The report demonstrates a lack of understanding about ME, the discrepancy in approaches to the condition across Scotland, and the absence of provision and resources. Ten Health Boards responded to the survey, but many chose not to answer all the questions. Disappointingly, four Health Boards didn’t respond at all – they were Ayrshire & Arran, Grampian, Highland and Lothian. 

None of the Health Boards demonstrated successful implementation of the NICE guideline, with most not providing the range of services needed, and some offering services that are not in line with NICE’s recommendations. We also recognise that some Boards’ responses don’t reflect the reality reported by patients, such as inaccessible service design.

Crucially, there is no mention of care or services for children and young people with ME or people with severe/very severe ME. We understand that questions were asked about these groups of patients, but that every Health Board chose not to respond to them.
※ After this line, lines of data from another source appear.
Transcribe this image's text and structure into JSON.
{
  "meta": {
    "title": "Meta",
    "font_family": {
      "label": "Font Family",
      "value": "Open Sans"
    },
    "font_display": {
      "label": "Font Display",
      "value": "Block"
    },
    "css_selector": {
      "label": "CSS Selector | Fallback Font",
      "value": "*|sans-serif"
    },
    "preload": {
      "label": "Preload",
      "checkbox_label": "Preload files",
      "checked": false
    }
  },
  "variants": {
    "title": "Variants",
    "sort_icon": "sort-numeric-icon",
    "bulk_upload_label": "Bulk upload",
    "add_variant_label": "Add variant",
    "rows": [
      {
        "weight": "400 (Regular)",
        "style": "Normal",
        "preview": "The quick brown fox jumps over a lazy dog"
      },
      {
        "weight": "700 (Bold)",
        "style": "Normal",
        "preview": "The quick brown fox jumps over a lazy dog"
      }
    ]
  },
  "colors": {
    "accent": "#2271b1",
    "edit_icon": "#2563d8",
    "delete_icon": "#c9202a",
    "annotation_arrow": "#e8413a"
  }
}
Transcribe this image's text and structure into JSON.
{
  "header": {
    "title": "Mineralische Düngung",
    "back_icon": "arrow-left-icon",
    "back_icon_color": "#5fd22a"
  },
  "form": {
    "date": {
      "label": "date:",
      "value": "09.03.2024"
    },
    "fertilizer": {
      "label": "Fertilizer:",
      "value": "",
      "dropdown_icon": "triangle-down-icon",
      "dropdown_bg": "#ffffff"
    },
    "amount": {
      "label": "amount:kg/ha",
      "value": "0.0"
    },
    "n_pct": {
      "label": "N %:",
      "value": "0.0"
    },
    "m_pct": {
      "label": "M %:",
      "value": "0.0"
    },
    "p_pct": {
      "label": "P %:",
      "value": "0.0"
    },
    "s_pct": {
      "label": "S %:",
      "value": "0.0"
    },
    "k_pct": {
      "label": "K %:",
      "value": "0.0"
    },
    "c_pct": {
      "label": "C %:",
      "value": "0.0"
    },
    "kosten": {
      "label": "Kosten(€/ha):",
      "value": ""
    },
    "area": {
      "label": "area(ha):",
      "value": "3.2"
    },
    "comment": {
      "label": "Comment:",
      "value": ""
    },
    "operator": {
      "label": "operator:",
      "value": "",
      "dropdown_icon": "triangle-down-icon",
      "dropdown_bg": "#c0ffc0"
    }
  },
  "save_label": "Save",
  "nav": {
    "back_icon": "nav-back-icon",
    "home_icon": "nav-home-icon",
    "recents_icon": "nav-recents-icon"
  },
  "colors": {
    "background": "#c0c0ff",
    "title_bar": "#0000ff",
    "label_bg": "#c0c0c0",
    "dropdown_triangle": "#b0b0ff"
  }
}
The key findings and conclusions of the report are as follows:

• Further investigation is needed to understand the most effective service approach. The report suggests two approaches – specialist ME support services or integration with other long-term condition pathways, such as Long Covid and chronic pain.
• Further investigation is needed to understand whether strengthening multi-disciplinary team (MDT) approaches is the best way to provide support, or if it’s training staff to provide ME specialist care. The report notes that in some areas specialist care may not be affordable.
• NHS Boards in the survey have indicated a willingness to build education and research programmes which would decrease stigma, increase awareness and increase the intent to train in ME as a specialty. 
• There is a need to commission further engagement to gather feedback from patients across Scotland.
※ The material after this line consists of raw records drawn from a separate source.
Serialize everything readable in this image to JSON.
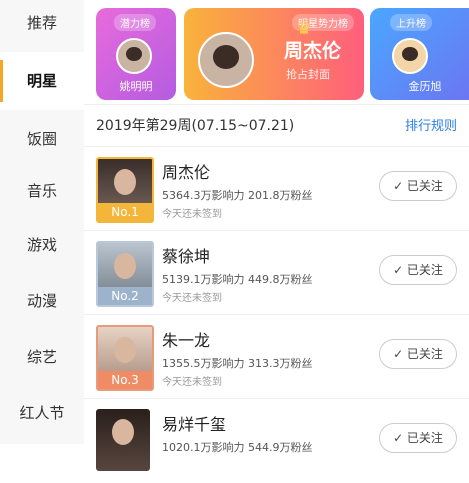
{
  "sidebar": {
    "items": [
      {
        "label": "推荐"
      },
      {
        "label": "明星"
      },
      {
        "label": "饭圈"
      },
      {
        "label": "音乐"
      },
      {
        "label": "游戏"
      },
      {
        "label": "动漫"
      },
      {
        "label": "综艺"
      },
      {
        "label": "红人节"
      }
    ],
    "active_index": 1
  },
  "banner": {
    "left": {
      "tag": "潜力榜",
      "name": "姚明明"
    },
    "center": {
      "tag": "明星势力榜",
      "name": "周杰伦",
      "subtitle": "抢占封面"
    },
    "right": {
      "tag": "上升榜",
      "name": "金历旭"
    }
  },
  "week": {
    "label": "2019年第29周(07.15~07.21)",
    "rules_link": "排行规则"
  },
  "ranking": [
    {
      "rank": "No.1",
      "name": "周杰伦",
      "stats": "5364.3万影响力 201.8万粉丝",
      "checkin": "今天还未签到",
      "follow": "✓ 已关注"
    },
    {
      "rank": "No.2",
      "name": "蔡徐坤",
      "stats": "5139.1万影响力 449.8万粉丝",
      "checkin": "今天还未签到",
      "follow": "✓ 已关注"
    },
    {
      "rank": "No.3",
      "name": "朱一龙",
      "stats": "1355.5万影响力 313.3万粉丝",
      "checkin": "今天还未签到",
      "follow": "✓ 已关注"
    },
    {
      "rank": "",
      "name": "易烊千玺",
      "stats": "1020.1万影响力 544.9万粉丝",
      "checkin": "",
      "follow": "✓ 已关注"
    }
  ],
  "colors": {
    "accent": "#f5a623",
    "link": "#2b7de9"
  }
}
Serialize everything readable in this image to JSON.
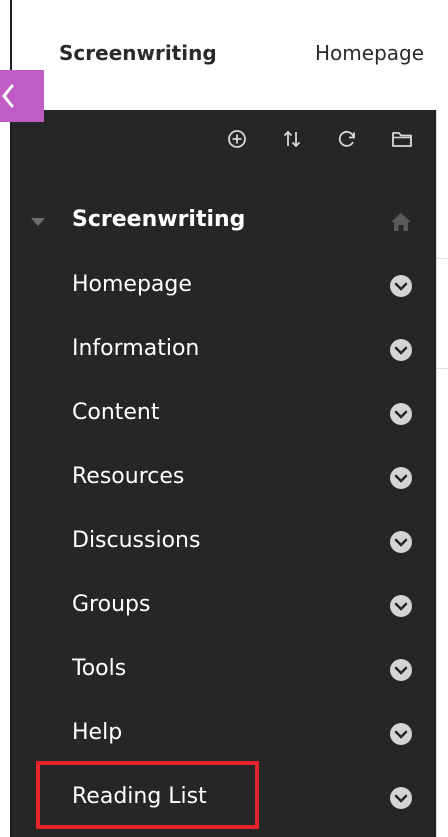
{
  "breadcrumb": {
    "course": "Screenwriting",
    "page": "Homepage"
  },
  "toolbar": {
    "icons": [
      "add-icon",
      "reorder-icon",
      "refresh-icon",
      "folder-icon"
    ]
  },
  "course_menu": {
    "title": "Screenwriting",
    "items": [
      {
        "label": "Homepage"
      },
      {
        "label": "Information"
      },
      {
        "label": "Content"
      },
      {
        "label": "Resources"
      },
      {
        "label": "Discussions"
      },
      {
        "label": "Groups"
      },
      {
        "label": "Tools"
      },
      {
        "label": "Help"
      },
      {
        "label": "Reading List"
      }
    ]
  },
  "colors": {
    "menu_background": "#262626",
    "collapse_tab": "#c05cc6",
    "highlight_border": "#e5232c",
    "chevron_icon": "#d4d4d4"
  }
}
While #MEAction Scotland appreciates the validity of the findings and conclusions in the report, this work is dependent on an increase in the availability of resource at local and national levels, which requires significant funding. Many Health Boards highlighted funding pressure and a lack of resources in their responses. These findings support our ask of the Scottish Government to commit to targeted funding that can provide people with ME across Scotland access to the support and care they deserve.
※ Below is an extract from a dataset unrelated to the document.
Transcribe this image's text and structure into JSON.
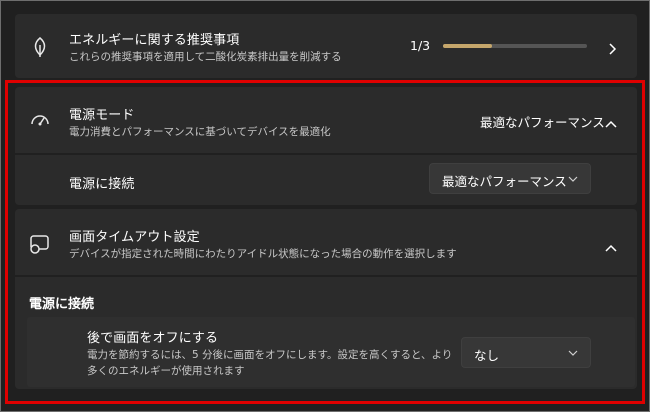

#MEAction Scotland has met with the Clinical Priorities Unit (CPU) of the Scottish Government, alongside other ME organisations, to discuss the report and highlight our concerns. We were pleased to hear that the CPU is progressing discussions with key stakeholders, such as medical royal colleges, about implementing the NICE guideline. Our team of volunteers are also working with MSPs, such as Sue Webber who led the debate on ME, to follow up with individual Health Boards about either not responding to the survey, or the gaps in the information they provided.

We will continue to work towards implementing the NICE guideline in Scotland, which the government has committed to, and this report unequivocally demonstrates how far there is to go.